Internationalisation was also on the agenda in the teambuilding process, with Tower’s three-person investment committee (IC) expanding to five, including two external members. Separately, regional PE veteran John Thomson, one of Koh’s former colleagues at 3i Asia, was appointed as a Scotland-based senior advisor and sounding board.

“We don’t want to be a local shop – we want to introduce a certain level of inconvenience to the system. If you have a local IC, you tend to rely on a certain level of familiarity,” Koh said. “That can be good and not-so-good because there can be a level of presumption, where certain blind spots will not surface.”

The fund will invest in 6-7 companies. About 40% of the capital has been deployed to date across three deals: education players I Can Read Asia and Indigo Education, and corporate services provider Boardroom. The latter was carved out from Singapore-listed GK Goh Holdings last year at a valuation of SGD 312m (USD 231m) alongside Temasek Holdings-linked 65 Equity Partners.

Koh describes Boardroom as a template for future deal activity. The Singapore-headquartered business is geographically diversified with 50% of operations in Australia, 30% in Malaysia, 15% in Singapore, and 5% in Hong Kong and Macau. It’s large, represents category leadership, and leveraged co-investment.

Indeed, Tower’s next likely deal will be another corporate carve-out, probably closing in November and taking the fund drawdown to 60%. It is a Singapore-based company with most of its business in the city-state, but bolt-ons have already been identified to internationalise operations. Within a year, Singapore is expected to represent only about half of the business.

Strategic support notwithstanding, Tower prides itself on its patient and diplomatic deal sourcing, which is said to give it access to otherwise standoffish family businesses.

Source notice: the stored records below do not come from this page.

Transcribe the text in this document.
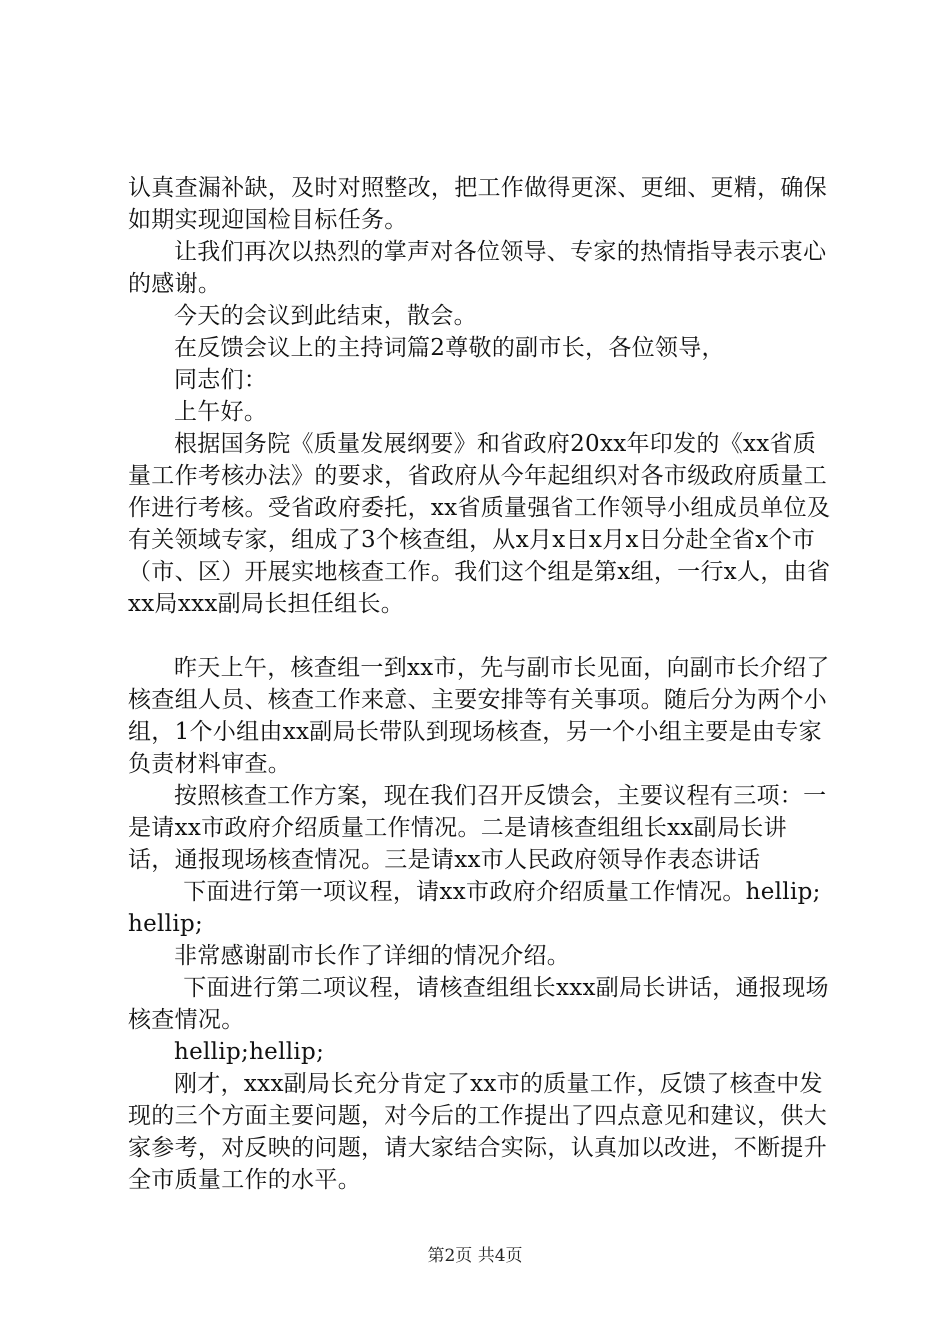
认真查漏补缺，及时对照整改，把工作做得更深、更细、更精，确保如期实现迎国检目标任务。

让我们再次以热烈的掌声对各位领导、专家的热情指导表示衷心的感谢。

今天的会议到此结束，散会。

在反馈会议上的主持词篇2尊敬的副市长，各位领导，

同志们：

上午好。

根据国务院《质量发展纲要》和省政府20xx年印发的《xx省质量工作考核办法》的要求，省政府从今年起组织对各市级政府质量工作进行考核。受省政府委托，xx省质量强省工作领导小组成员单位及有关领域专家，组成了3个核查组，从x月x日x月x日分赴全省x个市（市、区）开展实地核查工作。我们这个组是第x组，一行x人，由省xx局xxx副局长担任组长。

昨天上午，核查组一到xx市，先与副市长见面，向副市长介绍了核查组人员、核查工作来意、主要安排等有关事项。随后分为两个小组，1个小组由xx副局长带队到现场核查，另一个小组主要是由专家负责材料审查。

按照核查工作方案，现在我们召开反馈会，主要议程有三项：一是请xx市政府介绍质量工作情况。二是请核查组组长xx副局长讲话，通报现场核查情况。三是请xx市人民政府领导作表态讲话

下面进行第一项议程，请xx市政府介绍质量工作情况。hellip;hellip;

非常感谢副市长作了详细的情况介绍。

下面进行第二项议程，请核查组组长xxx副局长讲话，通报现场核查情况。

hellip;hellip;

刚才，xxx副局长充分肯定了xx市的质量工作，反馈了核查中发现的三个方面主要问题，对今后的工作提出了四点意见和建议，供大家参考，对反映的问题，请大家结合实际，认真加以改进，不断提升全市质量工作的水平。

第2页 共4页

Relationship building and negotiations are years-long processes.

The standout examples of this activity historically are the SGD 269m delisting of traditional Chinese medicine brand Eu Yan Sang in 2016 – also alongside Temasek – and the SGD 276m take-private of logistics provider Poh Tiong Choon in 2017.

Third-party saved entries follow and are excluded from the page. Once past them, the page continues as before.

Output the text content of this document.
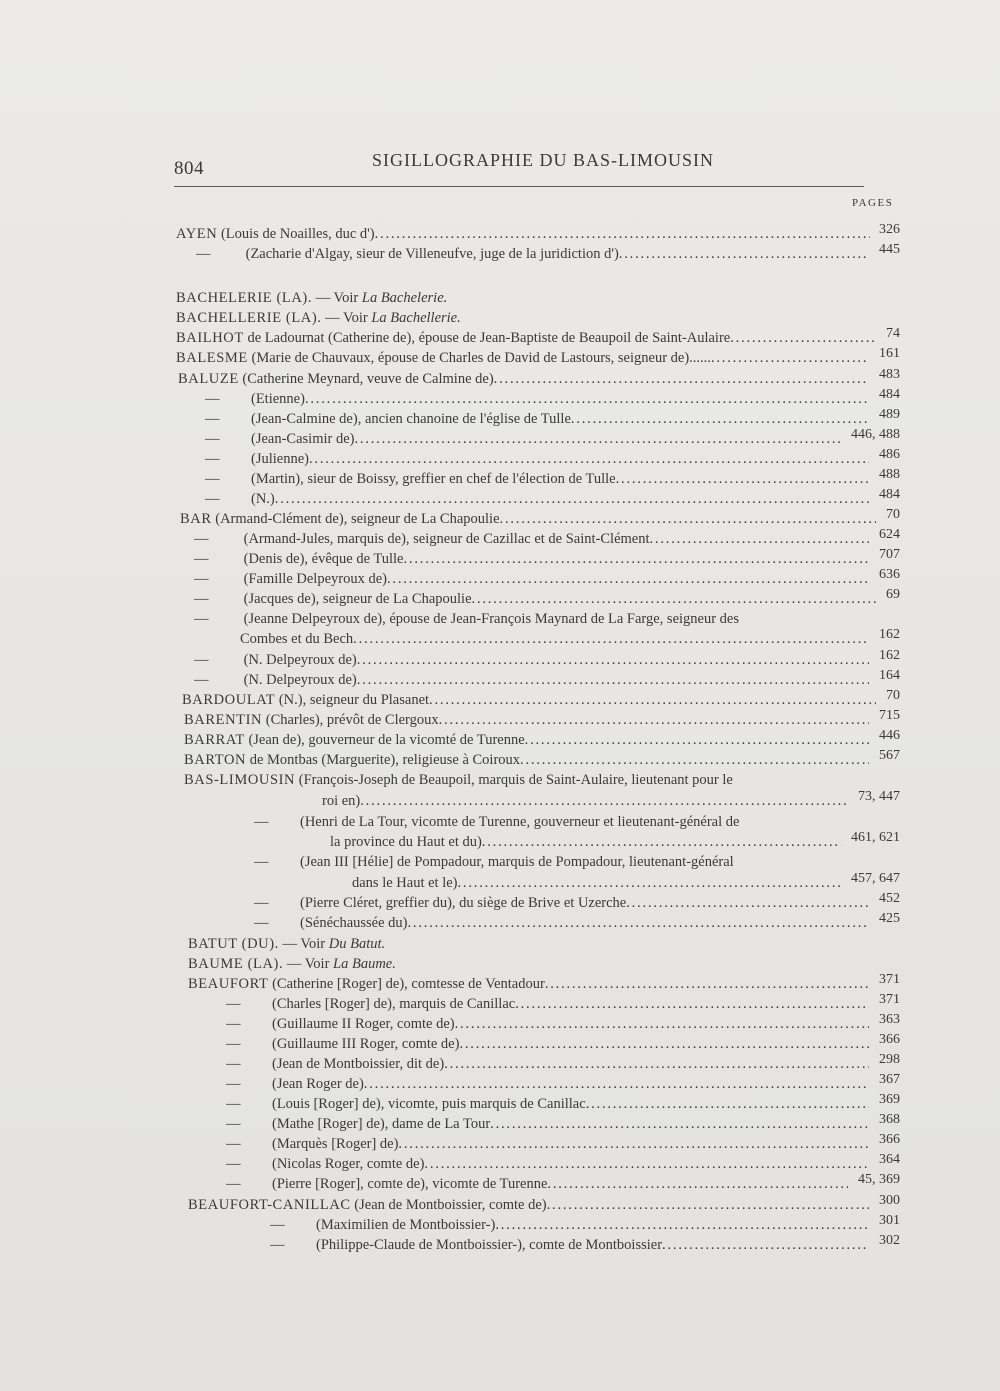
804	SIGILLOGRAPHIE DU BAS-LIMOUSIN
PAGES
AYEN (Louis de Noailles, duc d') .....	326
— (Zacharie d'Algay, sieur de Villeneufve, juge de la juridiction d') .....	445
BACHELERIE (LA). — Voir La Bachelerie.
BACHELLERIE (LA). — Voir La Bachellerie.
BAILHOT de Ladournat (Catherine de), épouse de Jean-Baptiste de Beaupoil de Saint-Aulaire .....	74
BALESME (Marie de Chauvaux, épouse de Charles de David de Lastours, seigneur de)...... .....	161
BALUZE (Catherine Meynard, veuve de Calmine de) .....	483
— (Etienne) .....	484
— (Jean-Calmine de), ancien chanoine de l'église de Tulle .....	489
— (Jean-Casimir de) .....	446, 488
— (Julienne) .....	486
— (Martin), sieur de Boissy, greffier en chef de l'élection de Tulle .....	488
— (N.) .....	484
BAR (Armand-Clément de), seigneur de La Chapoulie .....	70
— (Armand-Jules, marquis de), seigneur de Cazillac et de Saint-Clément .....	624
— (Denis de), évêque de Tulle .....	707
— (Famille Delpeyroux de) .....	636
— (Jacques de), seigneur de La Chapoulie .....	69
— (Jeanne Delpeyroux de), épouse de Jean-François Maynard de La Farge, seigneur des
Combes et du Bech .....	162
— (N. Delpeyroux de) .....	162
— (N. Delpeyroux de) .....	164
BARDOULAT (N.), seigneur du Plasanet .....	70
BARENTIN (Charles), prévôt de Clergoux .....	715
BARRAT (Jean de), gouverneur de la vicomté de Turenne .....	446
BARTON de Montbas (Marguerite), religieuse à Coiroux .....	567
BAS-LIMOUSIN (François-Joseph de Beaupoil, marquis de Saint-Aulaire, lieutenant pour le
roi en) .....	73, 447
— (Henri de La Tour, vicomte de Turenne, gouverneur et lieutenant-général de
la province du Haut et du) .....	461, 621
— (Jean III [Hélie] de Pompadour, marquis de Pompadour, lieutenant-général
dans le Haut et le) .....	457, 647
— (Pierre Cléret, greffier du), du siège de Brive et Uzerche .....	452
— (Sénéchaussée du) .....	425
BATUT (DU). — Voir Du Batut.
BAUME (LA). — Voir La Baume.
BEAUFORT (Catherine [Roger] de), comtesse de Ventadour .....	371
— (Charles [Roger] de), marquis de Canillac .....	371
— (Guillaume II Roger, comte de) .....	363
— (Guillaume III Roger, comte de) .....	366
— (Jean de Montboissier, dit de) .....	298
— (Jean Roger de) .....	367
— (Louis [Roger] de), vicomte, puis marquis de Canillac .....	369
— (Mathe [Roger] de), dame de La Tour .....	368
— (Marquès [Roger] de) .....	366
— (Nicolas Roger, comte de) .....	364
— (Pierre [Roger], comte de), vicomte de Turenne .....	45, 369
BEAUFORT-CANILLAC (Jean de Montboissier, comte de) .....	300
— (Maximilien de Montboissier-) .....	301
— (Philippe-Claude de Montboissier-), comte de Montboissier .....	302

“We have built a brand that is trusted to be a good steward of companies, and that goes a long way. I suspect that may be the secret sauce, but having said that, a certain level of effort must be put in as well,” Koh added, flagging regional difficulties around acquiring control of longstanding businesses.

“Flexibility is a function of whether there is underlying alignment. If we think the counterparty is one where we have very strong alignment – not just operationally but emotionally – it doesn’t matter much whether it’s a control or minority deal. Even in a control deal, if we don’t sense that alignment, we may in fact turn away.”